As a response to what feels like a mandate to update to Windows 11 devices that wave a myriad of privacy and security concerns, I decided to opt out and switch to Linux. So, I am new to this and sometimes looking for answers to specific questions is like trying to take sips from a fire hose.
I was afraid of bricking my Windows 10 PC because I’m a tech klutz, so I looked at craigslist and found some old laptops - like 2011/2012 Dell Latitudes - for less than 100 bucks a piece which I didn’t mind risking. As it turns out, these are great computers for running Linux. I upgraded the SSD and RAM and I’m becoming more and more convinced that I can transition my whole work life and online life to Linux almost seamlessly with these devices.
I don’t want a new computer because of the Bitlocker nonsense and TPM 2.0 and probable backdoors which I consider a huge security risk. Time will tell.
My understanding is that there are hardware security issues with these devices that cannot be abated easily or at all.
Is it something to be very concerned about? Should I avoid logging into personal accounts on these machines or can I use them freely as long as they’re not hooked up to an ethernet cable?
It’s recommended to use BitLocker if you’re on Windows as it provides full volume encryption which protects you.
As far as I’m aware, TPM 2.0 only provides benefits over TPM 1.2.
If you want to assume hardware is backdoored, there’s no good reason to believe that 2011 hardware isn’t also backdoored. Even if they weren’t backdoored, it’d be a safe assumption that if their firmware is no longer being updated, they’re more likely to contain unpatched vulnerabilities.
Under this speculative assumption that everything is backdoored, you’re still better off using newer hardware as it’d at least be less vulnerable to the vast majority of attackers who don’t have access to this theoretical backdoor.
It’s a risk you can’t really escape if you want to use computers.
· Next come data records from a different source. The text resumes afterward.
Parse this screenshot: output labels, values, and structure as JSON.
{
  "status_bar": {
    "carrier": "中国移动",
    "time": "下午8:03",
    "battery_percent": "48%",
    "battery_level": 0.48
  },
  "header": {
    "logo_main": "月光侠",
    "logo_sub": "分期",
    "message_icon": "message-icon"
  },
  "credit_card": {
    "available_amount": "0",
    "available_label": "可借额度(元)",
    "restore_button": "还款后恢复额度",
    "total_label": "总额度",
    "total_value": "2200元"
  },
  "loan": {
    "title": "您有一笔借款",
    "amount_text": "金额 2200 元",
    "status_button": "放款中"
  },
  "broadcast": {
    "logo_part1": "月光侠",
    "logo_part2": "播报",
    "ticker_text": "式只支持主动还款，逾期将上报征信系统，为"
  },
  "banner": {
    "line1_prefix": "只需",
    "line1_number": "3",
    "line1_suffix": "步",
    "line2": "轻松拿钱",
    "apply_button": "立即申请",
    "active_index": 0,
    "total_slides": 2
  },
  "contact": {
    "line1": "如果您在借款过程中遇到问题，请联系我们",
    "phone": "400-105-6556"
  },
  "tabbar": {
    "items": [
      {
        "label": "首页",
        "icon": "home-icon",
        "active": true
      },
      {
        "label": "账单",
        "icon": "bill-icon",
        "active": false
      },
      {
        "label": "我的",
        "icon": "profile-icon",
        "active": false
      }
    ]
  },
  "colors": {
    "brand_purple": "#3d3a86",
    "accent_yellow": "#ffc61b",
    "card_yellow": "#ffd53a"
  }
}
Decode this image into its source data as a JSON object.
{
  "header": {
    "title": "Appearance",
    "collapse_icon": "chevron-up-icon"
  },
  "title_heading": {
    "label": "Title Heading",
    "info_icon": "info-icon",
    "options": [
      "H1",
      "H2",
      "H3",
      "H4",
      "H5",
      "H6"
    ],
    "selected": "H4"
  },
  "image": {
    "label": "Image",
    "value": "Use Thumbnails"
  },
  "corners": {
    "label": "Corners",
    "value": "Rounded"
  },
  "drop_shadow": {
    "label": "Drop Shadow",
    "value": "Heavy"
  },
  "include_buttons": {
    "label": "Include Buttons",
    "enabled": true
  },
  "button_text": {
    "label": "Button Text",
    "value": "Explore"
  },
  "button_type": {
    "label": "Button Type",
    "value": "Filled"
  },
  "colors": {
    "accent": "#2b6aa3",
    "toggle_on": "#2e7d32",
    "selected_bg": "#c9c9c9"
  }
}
If you want to get really extreme there are ways to mitigate it but there are very few scenarios where that amount of effort is worth it.
Unless you’re referencing something more specific, the main concern would probably be how outdated their firmware could be. It’s recommended to use devices which are fully up to date but there are still many people who use old outdated PCs with modern Linux distros just fine. You haven’t specified your threat model so I’ll assume you’re asking about malware in general. I don’t want to say using an outdated device is great but if you’re running modern software and know how to be careful on the internet, you’ll probably be fine.
As in using an air-gapped computer completely disconnected from the internet? Yeah that’d be a pretty effective yet extreme measure. Air gaps are usually only necessary for highly sensitive work so it’s probably unnecessary in your case.
Be sure to make sure that Computrace isn’t enabled on them, and be sure to also activate the permanent disable option. It was quite common on those older enterprise focused computers.
Also be sure Intel AMT is disabled, and some also have a ME toggle without any mod.
Otherwise, they’re realistically safe enough for most people as long as your OS and programs are fully updated.
If you’re on Linux, running lscpu will show what hardware/CPU vulnerabilities are for your machine, but that won’t cover anything in the BIOS/SMM/EC.
If you’re willing to spend in the $300 range (assuming USA), you can get some late model ThinkPads that still have at least a year left of updates.
Yes. I’m just a regular consumer. However, I’ve heard there are risks if your BIOS is out of date, and there are risks from devices with IME capabilities - such as from corporate-owned machines that allow tech folks to remotely access them.
Newer devices are equipped with surveillance technology. It’s baked in. TVs, phones, vehicles, etc. So to assume that something as data-centered as a computer is somehow more secure than everyday, benign devices like these seems naive.
Is it just fine to use one of these devices with an outdated BIOS and an IME chip without worrying? I assume the biggest threats come from software compromises, but there are some folks who make it seem like hardware threats are also a big deal.
Since I’ve been looking around for more information and there’s just not much out there - and some is conflicting - I’m not terribly concerned. But before I use one of these to check my bank account, I want to make sure that an outdated BIOS isn’t something to be worried about.
I want to point out that older laptops are vulnerable to zero-days like Spectre/Meltdown which affects nearly every single CPU before 2018/2019. This is a very real zero-day that affects devices that do not have the latest firmware updates
The issue is not only websites you visit, the issue is figuring out what is the likelihood that you will encounter malware on your hypothetical Dell Latitude. If you are in a situation where you download and open files, then there is a genuine case for using something like Qubes OS. That would require a newer laptop with lots of RAM.
Older is never always better. However, if you are a normal user, I’m sure that you can get away with using older laptops.
But if you are genuinely concerned about “backdoors”, which we don’t know exist for consumer-facing PCs, you should consider reading more into how bootloader attacks work (i.e. Rootkits) and the fact they are proven to be exploited in the real world. These are the real backdoors we’re talking about here…especially since they exploit vulnerabilities that have not been discovered or disclosed yet.
Tldr; Get a Thinkpad or Lattitude that is still supported by Lenovo and Dell. Learn how to manually apply firmware updates on Linux and enable Secure Boot.